I wrote this post on 1/14/2010 for my old site, following a trip home for my sister-in-law’s funeral. I’m going to transfer the domain ‘melarvie.com’ to the Relativity wife for her own site (under developement).
I’m not sure if it was the bison beef sticks or the fact that it was the tail end of a crazy five days culminating in a twelve hour drive across the midwest stopping only to pee and buy more diet coke (and not the caffeine free kind, because that kind of defeats the purpose). Perhaps it was the stress of a funeral, too little sleep, and boat loads of unhealthy food: whatever the cause, it came to pass that when my head hit the pillow at 11 pm Tuesday night, my chest grew strangely light. My heart felt like a butterfly trapped in a cage, and it wanted out; its soft wings battering the inside of my ribs, bouncing off my sternum, and flying crazy loopy-loops from one side to the other.

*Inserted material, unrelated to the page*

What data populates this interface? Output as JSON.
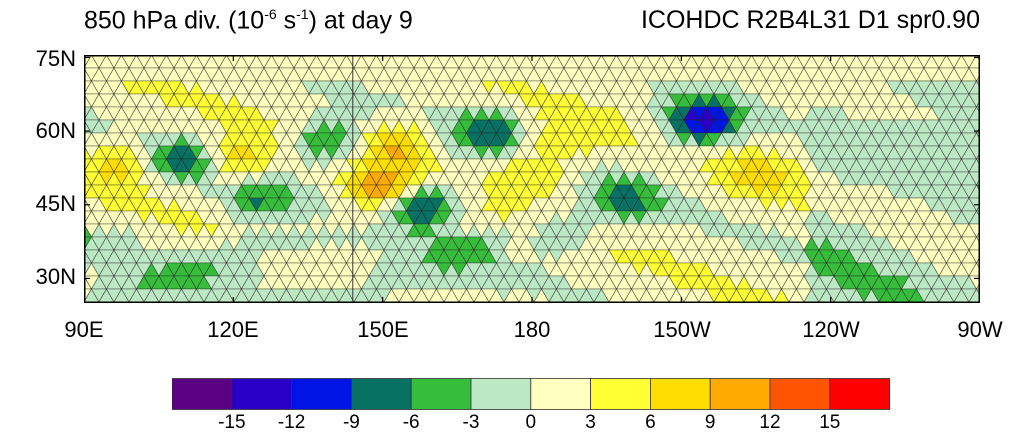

I recognized atrial fibrillation for what it was, irregularly irregular, and indeed it was. I laid on my right side, hooked up to my CPAP machine like a corpse on life support, counted my pulse and did the math. Around 25 beats in 15 seconds added up to about a hundred beats a minute—hmmm—could be worse. I held my breath strained, coughed, and rubbed my neck (carotid body). Nothing changed, still had the butterfly. I was freezing. I thought that maybe if I exercised I’d snap out of it, but I was bone tired, so I took a hot shower, except it wasn’t as hot as I would have liked because of some stupid safety feature I tried to undo a few months ago, but couldn’t. After a long very warm (but not hot) shower, I was still freezing, so I climbed into some flannel pajamas that must’ve had an R value of about 40. Finally, I was warm, but I still had the butterfly.

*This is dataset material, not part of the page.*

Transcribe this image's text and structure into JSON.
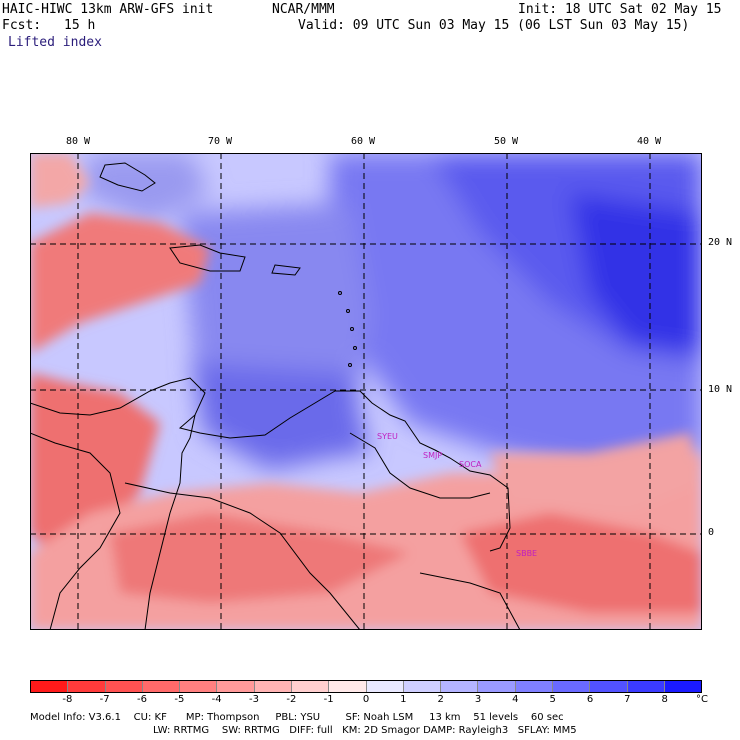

I laid on my back and did some more math. I figured if I went to the ER, I’d be admitted and monitored because it was so damn late. Morning-time would come and I’d convert medically, or electrically, and no matter what, I’d miss the talk I was supposed to give Wed. morning at 9:45 am. Well, I really didn’t want to do that, and, well, I’ve been in A-fib before, and lots of people live with A-fib (like Bill Bradley); but, true, many of them were on coumadin, which I of course was not; but, then lots of times patients come off of their coumadin for a few days before a surgical procedure; so, it’s not like I absolutely had to go in.
Besides, did I say I was bone-tired? And if I was bone-tired, Sue was even more bone-tired (boner-tired?). She didn’t even stir with all my grunting, coughing, neck rubbing, and rolling around in general, feeling sorry for myself. I wasn’t sure if having my heart history was comforting or not. It’s not like I had a heart monitor at home. I mean, it felt like atrial fibrillation; but what if it was V-tach with some PVC’s messing up the regularity? What if it was only irregular and not irregularly irregular?
I laid on my back, done with all the math, not sure if the butterfly would let me sleep. It was 12:04 am. My CPAP was strangely comforting, and unlike years before, when I wondered how I could ever sleep with it, I now wonder how I could ever sleep without it. As I lay there, the possibility of not waking up did occur to me, and for some reason, I did not find that thought particularly frightening. I imagined myself in a casket, wearing my dark navy suit with a white shirt and blue-striped tie; skin smooth and unblemished, hands folded, left third finger graced with the second of my three wedding rings. I suppose my thoughts were secondary to the visitation and funeral we had just attended over the four preceding days. It didn’t seem so bad—to be on the other side, I mean. So, I lay there, my butterfly fluttering quietly, and I prayed, If I die before I wake, I pray the Lord my soul to take.
When I next opened my eyes, the clock read 6:22 am, and my butterfly whispered from inside my chest, Good morning sunshine.